Zaman içerisinde yaşlılığı sebebiyle gündelik işlerini yapmakta zorlanan Türk’e, sürekli yanına gelen 2 çocuğu yardımcı oluyor.
‘HANIM ÖLDÜKTEN SONRA GARİP KALDIM’
Kökeni Trabzon olan ancak 60 senedir Kocaeli’de ikamet ettiğini belirten Süleyman Türk, bahçesine ektiği meyveleri kendi için değil çevredekilerin canı çektiklerinde yemesi için diktiğini belirterek "-‘Hanımım 7 yıl önce rahatsızlandı. 1 sene rahatsızlık geçirdi. Daha sonra ruhunu teslim etti. Rahmetli olalı 6 yıl oldu. Hanım öldükten sonra ben burada garip kaldım. Oğlum ve kızım, "Gel baba yanımızda otur" diye ısrar ediyorlar ama ben geldikten sonra burası ne olacak? Ben burada rahatım. Meyve ektim, buraların kokusu çok güzel. Meyveler, çiçekler çok güzel. Ben gelene gidene meyve veririm. Kendim için değil, gelen giden yesin diye meyveler diktim. Camiden eve, evden camiye gidiyorum. Bazen sevdiğim arkadaşlarım geliyor, onlara sepet veriyorum. Bizde sepetçilik baba mesleği. Benim babam 96 yaşında vefat etmişti’ ifadelerini kullandı.
‘SAİME, SEN BENİ HİÇ YANINA ALMIYORSUN’
Asırlık çınar Türk, eşine olan bağlılığını dile getirerek ‘Şimdi rahatım iyi. Hanım sağ olsaydı daha iyi olurdum ama Allah’ın takdiri. Cenabı Allah yanımdan aldı. Ben hanımımın mezarını da yaptırdım. Bazen fotoğraflarına bakarım, mezarına giderim. Mezarına gittiğimde, "Saime, sen beni hiç yanına almıyorsun" derim. Sonra sanki hanımım söylemiş gibi, "Zamanı geldiği zaman seni alırım" derim kalbimden’ şeklinde konuştu.

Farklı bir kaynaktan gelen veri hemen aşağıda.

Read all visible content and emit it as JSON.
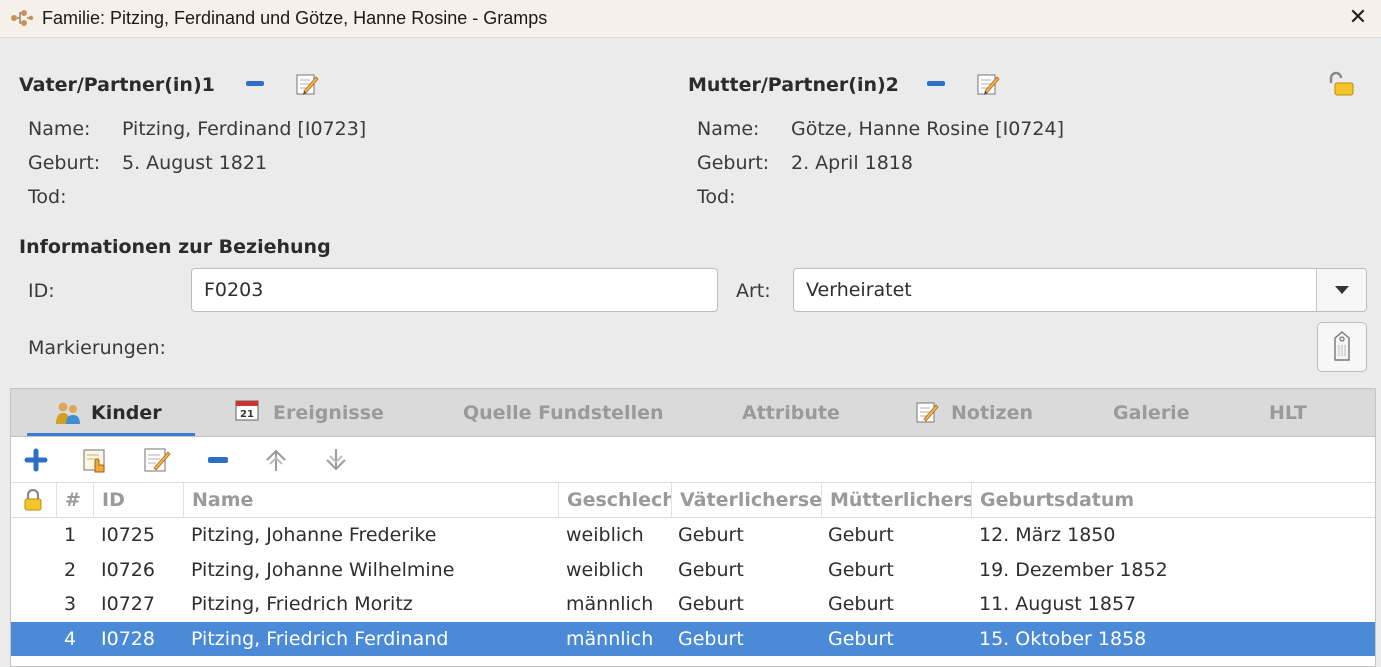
{
  "window": {
    "title": "Familie: Pitzing, Ferdinand und Götze, Hanne Rosine - Gramps",
    "close_glyph": "✕",
    "app_icon": "family-tree-icon"
  },
  "father": {
    "section_title": "Vater/Partner(in)1",
    "name_label": "Name:",
    "name_value": "Pitzing, Ferdinand [I0723]",
    "birth_label": "Geburt:",
    "birth_value": "5. August 1821",
    "death_label": "Tod:",
    "death_value": ""
  },
  "mother": {
    "section_title": "Mutter/Partner(in)2",
    "name_label": "Name:",
    "name_value": "Götze, Hanne Rosine [I0724]",
    "birth_label": "Geburt:",
    "birth_value": "2. April 1818",
    "death_label": "Tod:",
    "death_value": ""
  },
  "relationship": {
    "section_title": "Informationen zur Beziehung",
    "id_label": "ID:",
    "id_value": "F0203",
    "type_label": "Art:",
    "type_value": "Verheiratet",
    "tags_label": "Markierungen:"
  },
  "tabs": [
    {
      "label": "Kinder",
      "icon": "children-icon",
      "active": true
    },
    {
      "label": "Ereignisse",
      "icon": "calendar-icon",
      "active": false
    },
    {
      "label": "Quelle Fundstellen",
      "icon": "",
      "active": false
    },
    {
      "label": "Attribute",
      "icon": "",
      "active": false
    },
    {
      "label": "Notizen",
      "icon": "notes-icon",
      "active": false
    },
    {
      "label": "Galerie",
      "icon": "",
      "active": false
    },
    {
      "label": "HLT",
      "icon": "",
      "active": false
    }
  ],
  "toolbar": [
    "add-icon",
    "share-existing-icon",
    "edit-icon",
    "remove-icon",
    "move-up-icon",
    "move-down-icon"
  ],
  "children_table": {
    "columns": [
      "",
      "#",
      "ID",
      "Name",
      "Geschlecht",
      "Väterlicherseits",
      "Mütterlicherseits",
      "Geburtsdatum"
    ],
    "rows": [
      {
        "num": "1",
        "id": "I0725",
        "name": "Pitzing, Johanne Frederike",
        "gender": "weiblich",
        "paternal": "Geburt",
        "maternal": "Geburt",
        "birth": "12. März 1850",
        "selected": false
      },
      {
        "num": "2",
        "id": "I0726",
        "name": "Pitzing, Johanne Wilhelmine",
        "gender": "weiblich",
        "paternal": "Geburt",
        "maternal": "Geburt",
        "birth": "19. Dezember 1852",
        "selected": false
      },
      {
        "num": "3",
        "id": "I0727",
        "name": "Pitzing, Friedrich Moritz",
        "gender": "männlich",
        "paternal": "Geburt",
        "maternal": "Geburt",
        "birth": "11. August 1857",
        "selected": false
      },
      {
        "num": "4",
        "id": "I0728",
        "name": "Pitzing, Friedrich Ferdinand",
        "gender": "männlich",
        "paternal": "Geburt",
        "maternal": "Geburt",
        "birth": "15. Oktober 1858",
        "selected": true
      }
    ]
  },
  "colors": {
    "accent": "#3d7bd6",
    "selection": "#4a8ad6",
    "remove_blue": "#2e6fc4"
  }
}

‘ALACAKSIN NACAĞINI, DAĞLARA GİDECEKSİN’
Geçimini babasından yadigar sepetç yapıp satarak kazandığını söyleyen Türk, ‘Sepet için ayaklarına çizmelerini giyeceksin. Yanına nacağı alacaksın, dağlara gideceksin. Her ağaçtan sepet olmaz. Yaban fındığı olacak. Parmak kalınlığında toplayacaksın. Onları keseceksin, buraya getireceksin. Bıçakla yamultacaksın kurutacaksın. Ben de bunları yapıyorum’ dedi.
‘ŞİMDİKİ GENÇLERDE NE ÇALGI VAR, NE DE OYUN’
Eski zamanlarına da değinen asırlık çınar Türk, ‘Gençliğimizde bizde haylazlık yaptık. Şimdi gençlere bakıyorum hiçbir şey yapmıyorlar. Sabah kalkardık, annemizin babamızın peşinden doğru tarlaya giderdik. İnek varsa onların peşinden koşardık. Bağ bahçeye çıkardık. Akşam olduğunda arkadaşlarla toplanırdık, eğlenirdik. 20 kişi harmanlığa giderdik. Gece 00.00’a kadar vur patlasın, çal oynasın eğlenirdik. Şimdiki gençlere bakıyorum ne çalgı var, ne de oyun. Vallahi billahi hiçbir şey yapmıyorlar’ şeklinde konuşarak sözlerine son verdi.